Now that we have written the function, let's test it by using a few examples.

In [19]:
classify('WINNER!! This is the secret code to unlock the money: C3421.')

P(Spam|message): 1.3486572848464234e-25
P(Ham|message): 1.9370730139733197e-27
Label: Spam


In [20]:
classify("Sounds good, Tom, then see u there")

P(Spam|message): 2.4379803356617713e-25
P(Ham|message): 3.6879274559428634e-21
Label: Ham


The classifier works!

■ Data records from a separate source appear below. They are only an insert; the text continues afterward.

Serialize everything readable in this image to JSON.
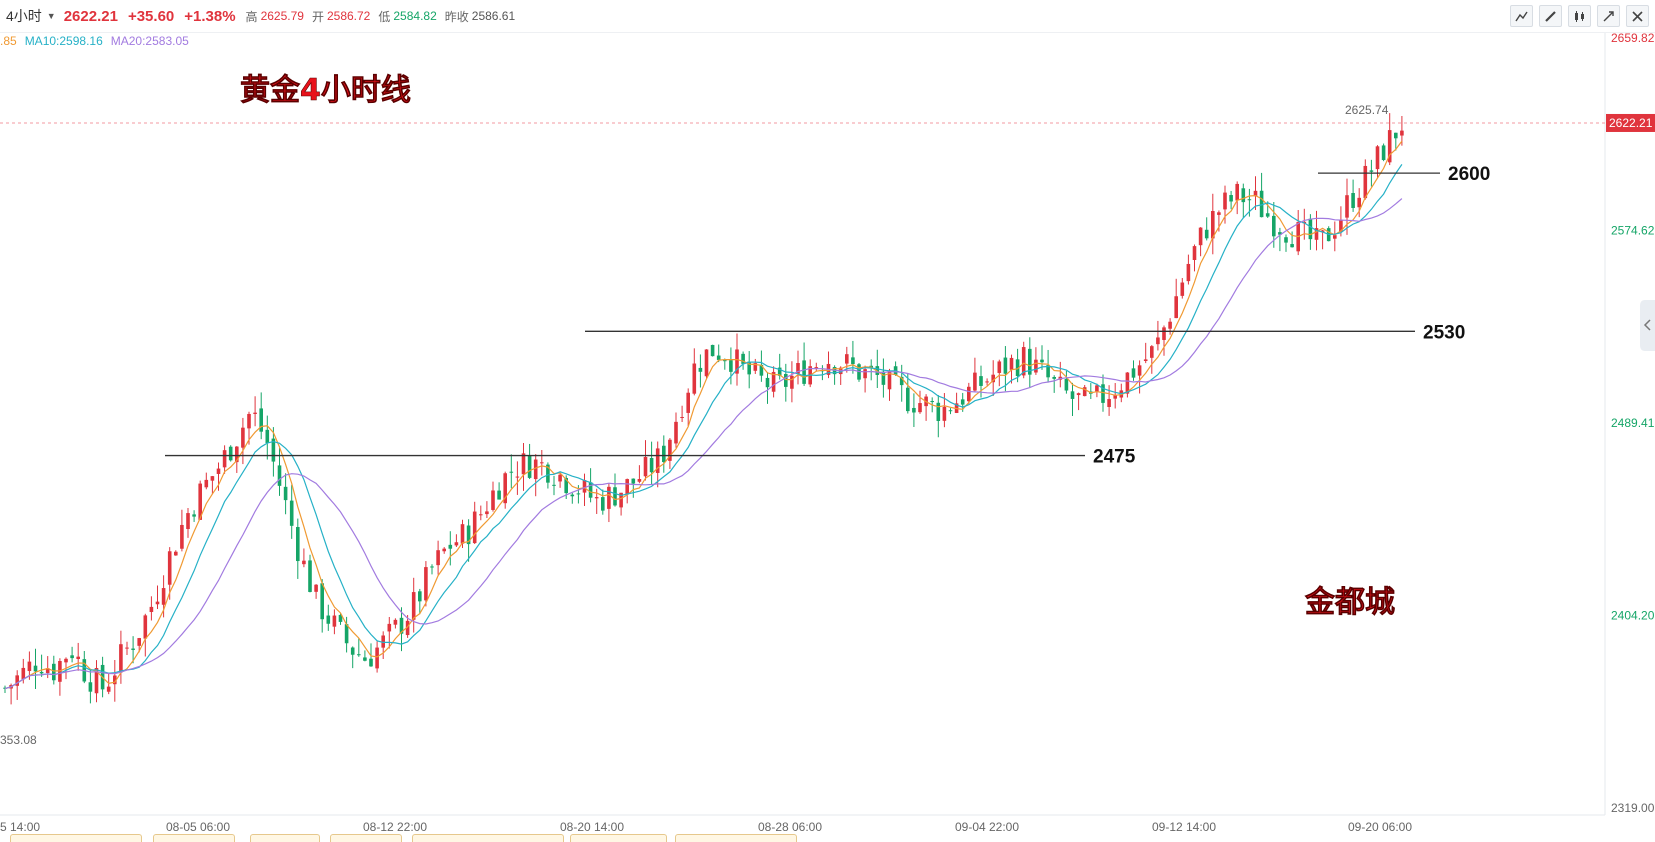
{
  "header": {
    "interval": "4小时",
    "price": "2622.21",
    "change": "+35.60",
    "change_pct": "+1.38%",
    "high_label": "高",
    "high": "2625.79",
    "open_label": "开",
    "open": "2586.72",
    "low_label": "低",
    "low": "2584.82",
    "prev_close_label": "昨收",
    "prev_close": "2586.61"
  },
  "ma_legend": {
    "ma5_partial": ".85",
    "ma10": "MA10:2598.16",
    "ma20": "MA20:2583.05"
  },
  "toolbar_icons": [
    "line-style-icon",
    "draw-pencil-icon",
    "candle-type-icon",
    "expand-icon",
    "close-icon"
  ],
  "colors": {
    "up": "#e0343d",
    "down": "#15a567",
    "ma5": "#f09a33",
    "ma10": "#26b1c7",
    "ma20": "#a27be0",
    "annotation": "#e8121b"
  },
  "chart_data": {
    "type": "candlestick",
    "title": "黄金4小时线",
    "watermark": "金都城",
    "y_axis": {
      "ticks": [
        "2659.82",
        "2574.62",
        "2489.41",
        "2404.20",
        "2319.00"
      ],
      "range": [
        2319.0,
        2659.82
      ],
      "current_price_tag": "2622.21"
    },
    "x_axis": {
      "ticks": [
        "5 14:00",
        "08-05 06:00",
        "08-12 22:00",
        "08-20 14:00",
        "08-28 06:00",
        "09-04 22:00",
        "09-12 14:00",
        "09-20 06:00"
      ]
    },
    "annotations": {
      "max_label": "2625.74",
      "min_label": "353.08",
      "levels": [
        {
          "label": "2600",
          "value": 2600
        },
        {
          "label": "2530",
          "value": 2530
        },
        {
          "label": "2475",
          "value": 2475
        }
      ]
    },
    "series_close_path": [
      2372,
      2378,
      2385,
      2380,
      2390,
      2378,
      2372,
      2385,
      2395,
      2410,
      2430,
      2448,
      2460,
      2470,
      2482,
      2495,
      2480,
      2455,
      2430,
      2410,
      2400,
      2390,
      2385,
      2392,
      2400,
      2410,
      2425,
      2435,
      2440,
      2450,
      2462,
      2470,
      2472,
      2470,
      2465,
      2460,
      2455,
      2458,
      2462,
      2468,
      2475,
      2495,
      2515,
      2522,
      2520,
      2512,
      2508,
      2505,
      2510,
      2515,
      2518,
      2516,
      2512,
      2510,
      2505,
      2500,
      2498,
      2495,
      2500,
      2505,
      2510,
      2515,
      2518,
      2512,
      2505,
      2500,
      2498,
      2502,
      2508,
      2515,
      2522,
      2540,
      2560,
      2575,
      2585,
      2590,
      2588,
      2580,
      2575,
      2572,
      2568,
      2578,
      2590,
      2600,
      2612,
      2622
    ]
  }
}
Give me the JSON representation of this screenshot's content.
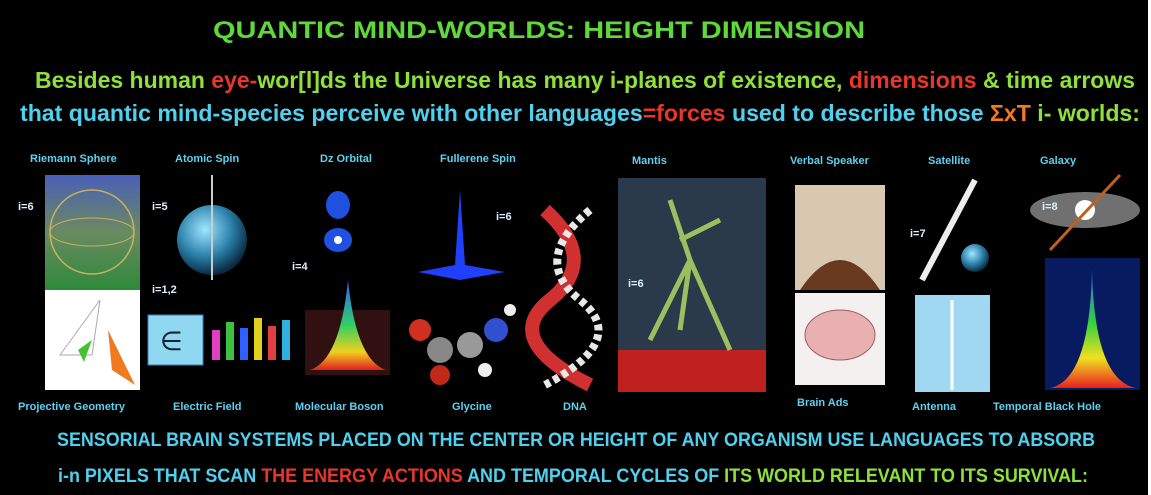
{
  "title": [
    {
      "text": "QUANTIC MIND-WORLDS:  HEIGHT DIMENSION",
      "color": "#5fd83a"
    }
  ],
  "intro": [
    [
      {
        "text": "Besides human ",
        "color": "#8ee03a"
      },
      {
        "text": "eye-",
        "color": "#e8362a"
      },
      {
        "text": "wor[l]ds",
        "color": "#8ee03a"
      },
      {
        "text": " the Universe has many i-planes of existence, ",
        "color": "#8ee03a"
      },
      {
        "text": "dimensions",
        "color": "#e8362a"
      },
      {
        "text": " & time arrows",
        "color": "#8ee03a"
      }
    ],
    [
      {
        "text": "that quantic mind-species perceive with other languages",
        "color": "#4fd0ee"
      },
      {
        "text": "=forces",
        "color": "#e8362a"
      },
      {
        "text": " used to describe those ",
        "color": "#4fd0ee"
      },
      {
        "text": "ΣxT",
        "color": "#f07a20"
      },
      {
        "text": " i- worlds:",
        "color": "#8ee03a"
      }
    ]
  ],
  "top_labels": [
    "Riemann Sphere",
    "Atomic Spin",
    "Dz Orbital",
    "Fullerene Spin",
    "Mantis",
    "Verbal Speaker",
    "Satellite",
    "Galaxy"
  ],
  "bottom_labels": [
    "Projective Geometry",
    "Electric Field",
    "Molecular Boson",
    "Glycine",
    "DNA",
    "Brain Ads",
    "Antenna",
    "Temporal Black Hole"
  ],
  "levels": [
    "i=6",
    "i=5",
    "i=4",
    "i=1,2",
    "i=6",
    "i=6",
    "i=7",
    "i=8"
  ],
  "footer": [
    [
      {
        "text": "SENSORIAL BRAIN SYSTEMS PLACED ON THE CENTER OR HEIGHT OF ANY  ORGANISM USE LANGUAGES TO ABSORB",
        "color": "#4fd0ee"
      }
    ],
    [
      {
        "text": "i-n PIXELS THAT SCAN ",
        "color": "#4fd0ee"
      },
      {
        "text": "THE ENERGY ACTIONS",
        "color": "#e8362a"
      },
      {
        "text": " AND TEMPORAL CYCLES  OF ",
        "color": "#4fd0ee"
      },
      {
        "text": "ITS WORLD RELEVANT TO ITS SURVIVAL:",
        "color": "#8ee03a"
      }
    ]
  ]
}
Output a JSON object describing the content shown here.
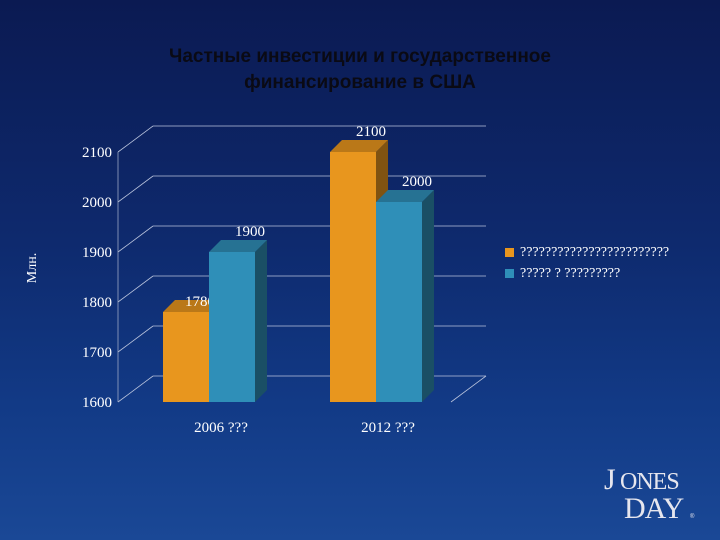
{
  "title": {
    "line1": "Частные инвестиции и государственное",
    "line2": "финансирование в США"
  },
  "chart_data": {
    "type": "bar",
    "title": "Частные инвестиции и государственное финансирование в США",
    "ylabel": "Млн.",
    "xlabel": "",
    "categories": [
      "2006 ???",
      "2012 ???"
    ],
    "series": [
      {
        "name": "????????????????????????",
        "color": "#e8961e",
        "values": [
          1780,
          2100
        ]
      },
      {
        "name": "????? ? ?????????",
        "color": "#2f8fb8",
        "values": [
          1900,
          2000
        ]
      }
    ],
    "ylim": [
      1600,
      2100
    ],
    "yticks": [
      1600,
      1700,
      1800,
      1900,
      2000,
      2100
    ],
    "data_labels": true,
    "grid": true,
    "legend_position": "right",
    "style": "3d"
  },
  "legend": {
    "items": [
      {
        "label": "????????????????????????",
        "color": "#e8961e"
      },
      {
        "label": "????? ? ?????????",
        "color": "#2f8fb8"
      }
    ]
  },
  "logo": {
    "line1": "JONES",
    "line2": "DAY",
    "mark": "®"
  }
}
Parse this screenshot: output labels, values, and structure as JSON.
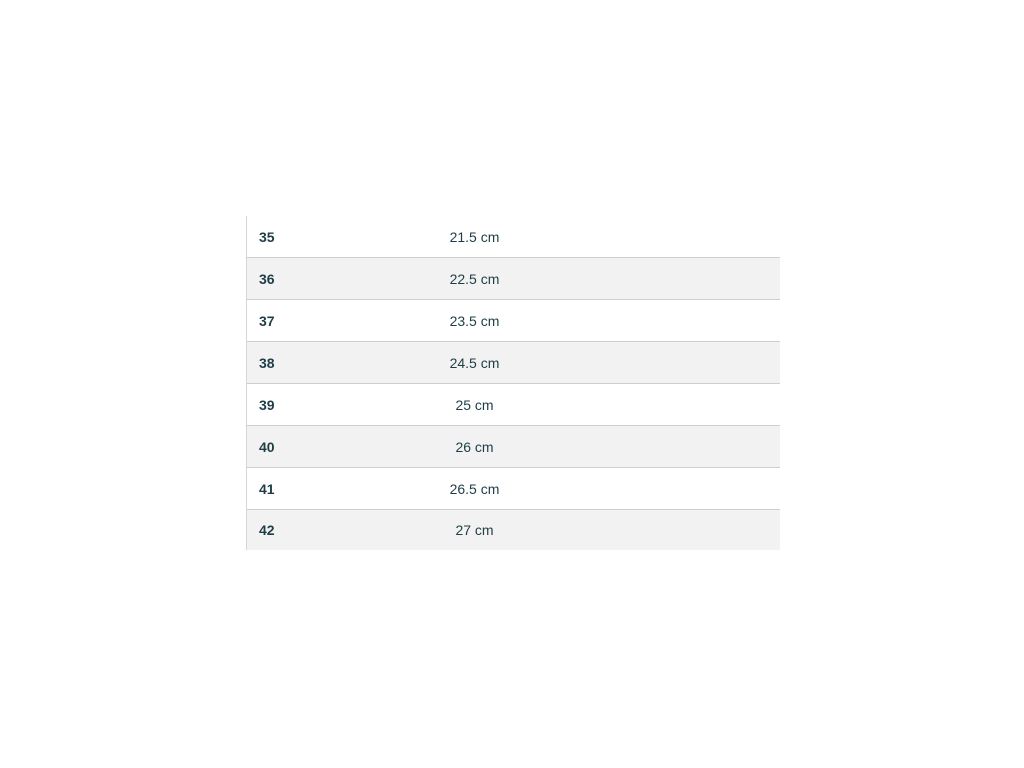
{
  "size_table": {
    "rows": [
      {
        "size": "35",
        "length": "21.5 cm"
      },
      {
        "size": "36",
        "length": "22.5 cm"
      },
      {
        "size": "37",
        "length": "23.5 cm"
      },
      {
        "size": "38",
        "length": "24.5 cm"
      },
      {
        "size": "39",
        "length": "25 cm"
      },
      {
        "size": "40",
        "length": "26 cm"
      },
      {
        "size": "41",
        "length": "26.5 cm"
      },
      {
        "size": "42",
        "length": "27 cm"
      }
    ]
  }
}
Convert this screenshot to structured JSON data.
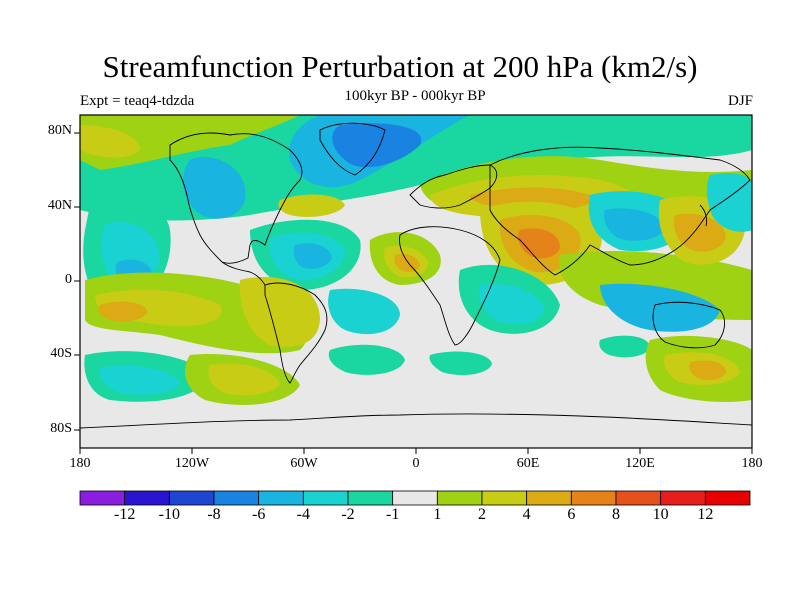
{
  "title": "Streamfunction Perturbation at 200 hPa (km2/s)",
  "subtitle": "100kyr BP - 000kyr BP",
  "left_label": "Expt = teaq4-tdzda",
  "right_label": "DJF",
  "axes": {
    "lat_labels": [
      "80N",
      "40N",
      "0",
      "40S",
      "80S"
    ],
    "lon_labels": [
      "180",
      "120W",
      "60W",
      "0",
      "60E",
      "120E",
      "180"
    ]
  },
  "colorbar": {
    "labels": [
      "-12",
      "-10",
      "-8",
      "-6",
      "-4",
      "-2",
      "-1",
      "1",
      "2",
      "4",
      "6",
      "8",
      "10",
      "12"
    ],
    "colors": [
      "#8a1ee0",
      "#2a14d2",
      "#1e46d2",
      "#1a82e0",
      "#1ab4e0",
      "#1ad2d2",
      "#1ad6a0",
      "#e8e8e8",
      "#a0d214",
      "#c8cc14",
      "#dcaa14",
      "#e6821a",
      "#e6501a",
      "#e61e1e",
      "#e60000"
    ]
  },
  "colors": {
    "background_field": "#e8e8e8",
    "land_outline": "#000000"
  }
}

Let's try it on our test set.

## Measuring the Spam Filter's Accuracy
The two results above look promising, but let's see how well the filter does on our test set, which has 1,114 messages.

We'll start by writing a function that returns classification labels instead of printing them.

In [21]:
def classify_test_set(message):

    message = re.sub('\W', ' ', message)
    message = message.lower()
    message = message.split()

    p_spam_given_message = p_spam
    p_ham_given_message = p_ham

    for word in message:
        if word in spam_parameters:
            p_spam_given_message *= spam_parameters[word]

        if word in ham_parameters:
            p_ham_given_message *= ham_parameters[word]

    if p_ham_given_message > p_spam_given_message:
        return 'ham'
    elif p_spam_given_message > p_ham_given_message:
        return 'spam'
    else:
        return 'needs human classification'

We have the function. Let's use it, and put the result for each message in a new column of the test set.

In [22]:
test_set['predicted'] = test_set['SMS'].apply(classify_test_set)
test_set.head()

Unnamed: 0,index,Label,SMS,predicted
0,2131,ham,Later i guess. I needa do mcat study too.,ham
1,3418,ham,But i haf enuff space got like 4 mb...,ham
2,3424,spam,Had your mobile 10 mths? Update to latest Oran...,spam
3,1538,ham,All sounds good. Fingers . Makes it difficult ...,ham
4,5393,ham,"All done, all handed in. Don't know if mega sh...",ham


Now, we'll write a function to measure the accuracy of our spam filter to find out how well our spam filter does.

In [23]:
correct = 0
total = len(test_set)

for row in test_set.iterrows():
    row = row[1]
    if row['Label'] == row['predicted']:
        correct += 1

print('Correct:', correct)
print('Incorrect:', total - correct)
print('Accuracy:', correct/total * 100, "%")

Correct: 1100
Incorrect: 14
Accuracy: 98.74326750448833 %


The accuracy is 98.74% which is really great. 
Our spam filter looked at 1,114 messages that it hasn't seen in training, and classified 1,100 correctly.